Ungeheuerliche Wassermengen in Queensland: Historische Flutkatastrophe trifft Outback
Das australische Queensland erlebt derzeit die schlimmsten Überschwemmungen seit einem halben Jahrhundert. Weite Teile des Outbacks stehen unter Wasser und die betroffene Region hat mit fast 450.000 Quadratkilometern nun die doppelte Größe von Victoria erreicht – ein Ausmaß, das etwa der Fläche Schwedens entspricht.
Besonders die Landwirtschaft hat unter den Naturgewalten gelitten. Landwirtschaftsminister Tony Perrett berichtete, dass mindestens 100.000 Nutztiere den Fluten zum Opfer gefallen oder weggespült wurden. Der Verlust ist für die Farmer und die Agrarindustrie verheerend: Ihre gesamte Existenzgrundlage wurde in vielen Fällen zerstört und die Anzahl der Verluste könnte noch steigen.
Die Flutkatastrophe wurde durch massive Regenfälle ausgelöst, die zahlreiche Flüsse über die Ufer treten ließen.
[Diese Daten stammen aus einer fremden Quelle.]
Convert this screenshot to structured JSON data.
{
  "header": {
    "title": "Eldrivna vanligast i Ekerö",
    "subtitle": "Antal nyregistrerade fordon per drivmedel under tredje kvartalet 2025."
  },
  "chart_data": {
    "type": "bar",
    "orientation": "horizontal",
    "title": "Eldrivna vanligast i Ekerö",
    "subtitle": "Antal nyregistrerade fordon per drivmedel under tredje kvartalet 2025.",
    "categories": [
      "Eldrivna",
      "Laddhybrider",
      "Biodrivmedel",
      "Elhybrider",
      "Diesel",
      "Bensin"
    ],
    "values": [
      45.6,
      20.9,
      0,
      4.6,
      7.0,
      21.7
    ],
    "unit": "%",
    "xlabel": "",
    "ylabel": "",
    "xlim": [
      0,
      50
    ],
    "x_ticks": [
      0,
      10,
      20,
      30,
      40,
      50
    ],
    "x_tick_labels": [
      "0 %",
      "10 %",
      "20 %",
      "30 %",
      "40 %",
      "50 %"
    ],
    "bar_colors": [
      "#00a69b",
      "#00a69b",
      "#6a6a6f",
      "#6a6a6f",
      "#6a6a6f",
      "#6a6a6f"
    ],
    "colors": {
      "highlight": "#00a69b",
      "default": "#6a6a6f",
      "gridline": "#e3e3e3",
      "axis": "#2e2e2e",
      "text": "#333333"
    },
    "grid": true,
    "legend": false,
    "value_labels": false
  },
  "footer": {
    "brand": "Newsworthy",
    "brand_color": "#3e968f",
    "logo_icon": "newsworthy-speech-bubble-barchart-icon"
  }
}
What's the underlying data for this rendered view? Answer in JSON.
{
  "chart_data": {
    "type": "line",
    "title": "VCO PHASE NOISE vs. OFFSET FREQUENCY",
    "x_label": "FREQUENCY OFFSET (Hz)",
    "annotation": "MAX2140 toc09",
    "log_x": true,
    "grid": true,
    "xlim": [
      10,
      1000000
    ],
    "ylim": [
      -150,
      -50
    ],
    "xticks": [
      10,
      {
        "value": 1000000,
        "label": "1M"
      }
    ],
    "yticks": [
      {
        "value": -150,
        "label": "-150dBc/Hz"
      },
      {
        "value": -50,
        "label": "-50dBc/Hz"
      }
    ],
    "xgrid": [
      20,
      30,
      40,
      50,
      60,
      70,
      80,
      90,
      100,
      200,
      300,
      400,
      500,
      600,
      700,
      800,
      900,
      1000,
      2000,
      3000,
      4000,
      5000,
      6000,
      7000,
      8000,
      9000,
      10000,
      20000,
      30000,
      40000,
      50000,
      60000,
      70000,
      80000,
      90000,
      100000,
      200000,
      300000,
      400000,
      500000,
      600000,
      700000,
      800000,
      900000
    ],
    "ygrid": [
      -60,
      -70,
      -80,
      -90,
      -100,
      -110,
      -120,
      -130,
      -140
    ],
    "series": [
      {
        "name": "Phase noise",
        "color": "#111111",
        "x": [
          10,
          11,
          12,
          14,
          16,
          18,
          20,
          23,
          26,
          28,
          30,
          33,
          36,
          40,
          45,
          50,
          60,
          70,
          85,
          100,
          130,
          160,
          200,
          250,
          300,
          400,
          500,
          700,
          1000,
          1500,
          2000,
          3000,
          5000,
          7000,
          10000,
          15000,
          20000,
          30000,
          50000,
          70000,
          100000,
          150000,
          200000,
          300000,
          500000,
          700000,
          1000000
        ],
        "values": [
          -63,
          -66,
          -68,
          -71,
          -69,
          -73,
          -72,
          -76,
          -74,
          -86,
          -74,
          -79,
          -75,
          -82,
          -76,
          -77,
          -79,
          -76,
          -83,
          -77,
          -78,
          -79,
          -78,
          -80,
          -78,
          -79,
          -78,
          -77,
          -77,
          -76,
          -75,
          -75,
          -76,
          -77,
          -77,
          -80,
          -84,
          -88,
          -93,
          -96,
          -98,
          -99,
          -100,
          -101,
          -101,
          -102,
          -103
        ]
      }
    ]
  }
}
Sogar eine historische Flut aus dem Jahr 1974 wurde übertroffen. Besonders betroffen ist der kleine Ort Thargomindah, der etwa 1.100 Kilometer westlich von Brisbane liegt. Die örtlichen Medien berichten von komplett überschwemmten Häusern und Straßen. In einer dramatischen Rettungsaktion suchten mehr als 200 Anwohner Zuflucht am örtlichen Flughafen, wobei viele die Nacht in ihren Autos oder Campervans verbrachten.
Der Premierminister von Queensland, David Crisafulli, bezeichnete das Ausmaß der Zerstörung als unfassbar. Während Meteorologen weitere Regenfälle vorhersagen, bleibt die Gefahr für steigende Wasserstände weiterhin bestehen.